Roland eyed his younger sister. They had similar features, both having brown hair and green eyes. But something extra had been added to her. She had a way of asking more than the verbal question on her lips, with a whole host of other things buried underneath.
“Yes,” he said, nodding and gathering up his papers.
They were in his office around the back of the station. His tiny work cubicle was hardly bigger than a broom cupboard, and two people and his desk in the space made it feel claustrophobic. It was definitely that and had nothing to do with Roland’s fierce dislike for paperwork and figures.

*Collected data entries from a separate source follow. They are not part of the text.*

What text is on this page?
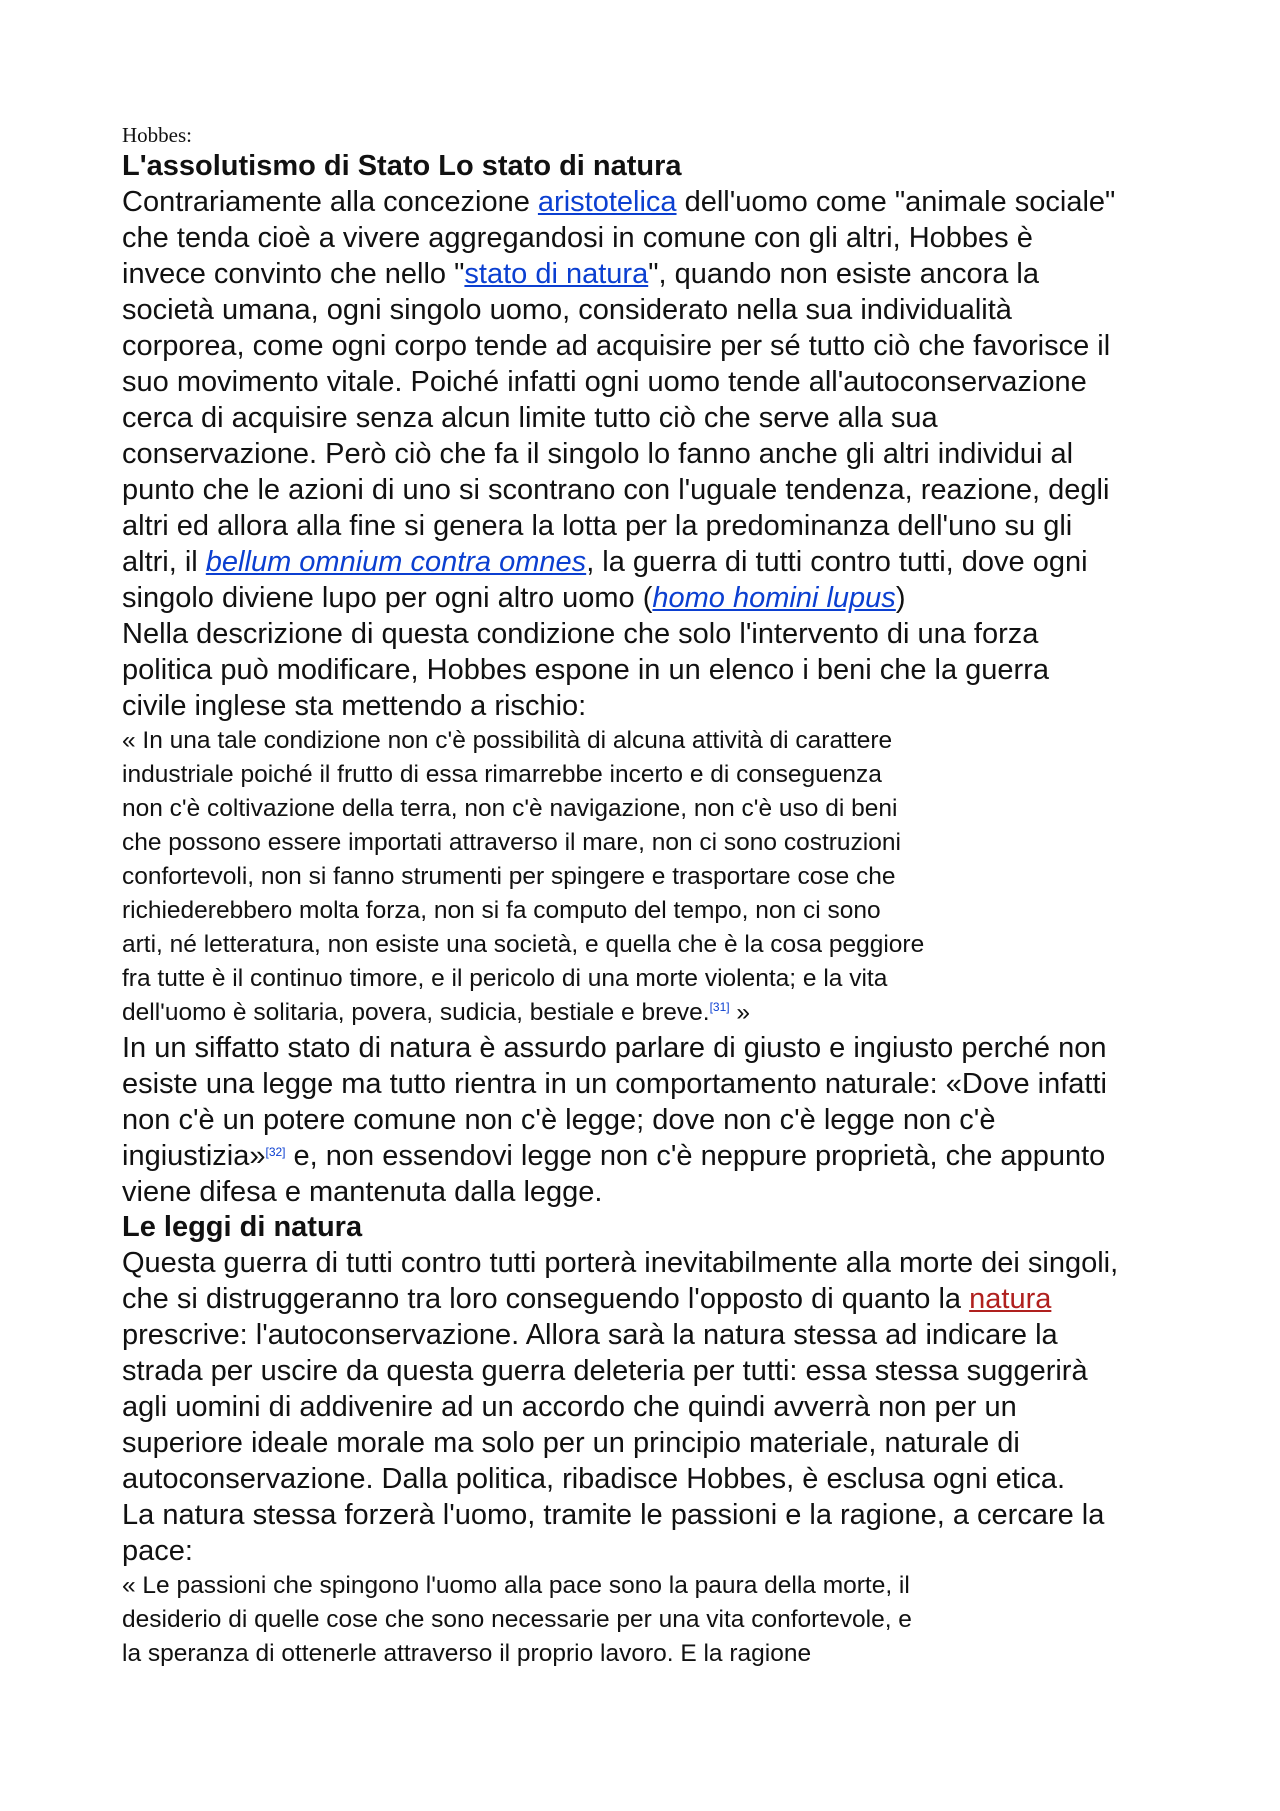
Hobbes:
L'assolutismo di Stato Lo stato di natura
Contrariamente alla concezione aristotelica dell'uomo come "animale sociale"
che tenda cioè a vivere aggregandosi in comune con gli altri, Hobbes è
invece convinto che nello "stato di natura", quando non esiste ancora la
società umana, ogni singolo uomo, considerato nella sua individualità
corporea, come ogni corpo tende ad acquisire per sé tutto ciò che favorisce il
suo movimento vitale. Poiché infatti ogni uomo tende all'autoconservazione
cerca di acquisire senza alcun limite tutto ciò che serve alla sua
conservazione. Però ciò che fa il singolo lo fanno anche gli altri individui al
punto che le azioni di uno si scontrano con l'uguale tendenza, reazione, degli
altri ed allora alla fine si genera la lotta per la predominanza dell'uno su gli
altri, il bellum omnium contra omnes, la guerra di tutti contro tutti, dove ogni
singolo diviene lupo per ogni altro uomo (homo homini lupus)
Nella descrizione di questa condizione che solo l'intervento di una forza
politica può modificare, Hobbes espone in un elenco i beni che la guerra
civile inglese sta mettendo a rischio:
« In una tale condizione non c'è possibilità di alcuna attività di carattere
industriale poiché il frutto di essa rimarrebbe incerto e di conseguenza
non c'è coltivazione della terra, non c'è navigazione, non c'è uso di beni
che possono essere importati attraverso il mare, non ci sono costruzioni
confortevoli, non si fanno strumenti per spingere e trasportare cose che
richiederebbero molta forza, non si fa computo del tempo, non ci sono
arti, né letteratura, non esiste una società, e quella che è la cosa peggiore
fra tutte è il continuo timore, e il pericolo di una morte violenta; e la vita
dell'uomo è solitaria, povera, sudicia, bestiale e breve.[31] »
In un siffatto stato di natura è assurdo parlare di giusto e ingiusto perché non
esiste una legge ma tutto rientra in un comportamento naturale: «Dove infatti
non c'è un potere comune non c'è legge; dove non c'è legge non c'è
ingiustizia»[32] e, non essendovi legge non c'è neppure proprietà, che appunto
viene difesa e mantenuta dalla legge.
Le leggi di natura
Questa guerra di tutti contro tutti porterà inevitabilmente alla morte dei singoli,
che si distruggeranno tra loro conseguendo l'opposto di quanto la natura
prescrive: l'autoconservazione. Allora sarà la natura stessa ad indicare la
strada per uscire da questa guerra deleteria per tutti: essa stessa suggerirà
agli uomini di addivenire ad un accordo che quindi avverrà non per un
superiore ideale morale ma solo per un principio materiale, naturale di
autoconservazione. Dalla politica, ribadisce Hobbes, è esclusa ogni etica.
La natura stessa forzerà l'uomo, tramite le passioni e la ragione, a cercare la
pace:
« Le passioni che spingono l'uomo alla pace sono la paura della morte, il
desiderio di quelle cose che sono necessarie per una vita confortevole, e
la speranza di ottenerle attraverso il proprio lavoro. E la ragione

Stuffing the ledgers and bills into his father’s briefcase, he sighed. “I’ll get done as fast as I can,” he said.
“Good, because I can’t be left here all alone,” Julia said, wiping her hands on her apron. She had flour up to her elbows and all down her front. He briefly wondered what she’d been doing in the kitchen. From the look of things, she must have been throwing flour around all willy-nilly. “I still have a lot of baking to do to make sure there’s bread for the next coach. You know how travelers like their bread to sop up their gravy with.”

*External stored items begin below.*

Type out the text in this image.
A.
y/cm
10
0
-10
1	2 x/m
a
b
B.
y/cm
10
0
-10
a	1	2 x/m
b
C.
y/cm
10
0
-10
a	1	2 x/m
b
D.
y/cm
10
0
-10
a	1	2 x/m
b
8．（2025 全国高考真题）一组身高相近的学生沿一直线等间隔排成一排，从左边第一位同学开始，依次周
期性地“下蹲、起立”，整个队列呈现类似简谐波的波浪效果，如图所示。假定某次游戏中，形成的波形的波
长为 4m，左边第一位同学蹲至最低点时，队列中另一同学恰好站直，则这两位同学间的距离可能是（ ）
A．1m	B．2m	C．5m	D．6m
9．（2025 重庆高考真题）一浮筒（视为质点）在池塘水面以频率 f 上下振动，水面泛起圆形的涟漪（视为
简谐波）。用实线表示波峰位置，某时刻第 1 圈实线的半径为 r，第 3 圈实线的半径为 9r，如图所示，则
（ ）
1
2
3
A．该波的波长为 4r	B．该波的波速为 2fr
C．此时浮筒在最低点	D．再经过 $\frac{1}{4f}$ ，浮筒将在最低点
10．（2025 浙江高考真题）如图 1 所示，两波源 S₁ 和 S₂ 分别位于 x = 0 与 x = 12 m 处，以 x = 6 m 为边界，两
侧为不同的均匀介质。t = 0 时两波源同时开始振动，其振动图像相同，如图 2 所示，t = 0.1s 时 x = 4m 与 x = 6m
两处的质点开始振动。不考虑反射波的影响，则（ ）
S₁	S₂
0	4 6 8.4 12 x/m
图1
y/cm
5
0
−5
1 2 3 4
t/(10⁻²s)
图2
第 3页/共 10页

Roland nodded. “Sure. I’ll be back in time. Mr. Blakely promised me an early appointment.”
Julia raised an eyebrow. “And the day he actually sticks to his schedule will be one for the books,” she said testily. “I don’t like him.”
His sister’s dislike of most people was well-known in town, and Mr. Blakely hadn’t escaped her judgmental nature.
“I know,” Roland said, picking up the now packed briefcase and heading past her to the door.
“Will you get some supplies while you’re in Rattlesnake Ridge?” she asked.
This was not what he wanted to hear. The station wasn’t doing well enough to make up for his sister’s gift for spending. She had a way to make everything sound urgent and necessary even when he knew it wasn’t. He shrugged.
“Give me the list, and I’ll see what I can do,” Roland conceded.
She handed him a penciled list, and he headed for the front door.
Goode Station consisted of the office and store block, a little house around the back that was Roland and Julia’s home, and a large, well-built stable and barn. The store itself was split in two. One section was more like a trader with shelves of goods that travelers often needed, including hats, mittens, and canned goods.
The other section was set up like a dining room mixed with a parlor where travelers could sit down to a home-cooked meal on soft, comfortable chairs. That had been his mother’s idea. She had said that no one wanted to eat beans from a can leaning against the wall after a long journey, and so she’d come up with the Resting Parlor.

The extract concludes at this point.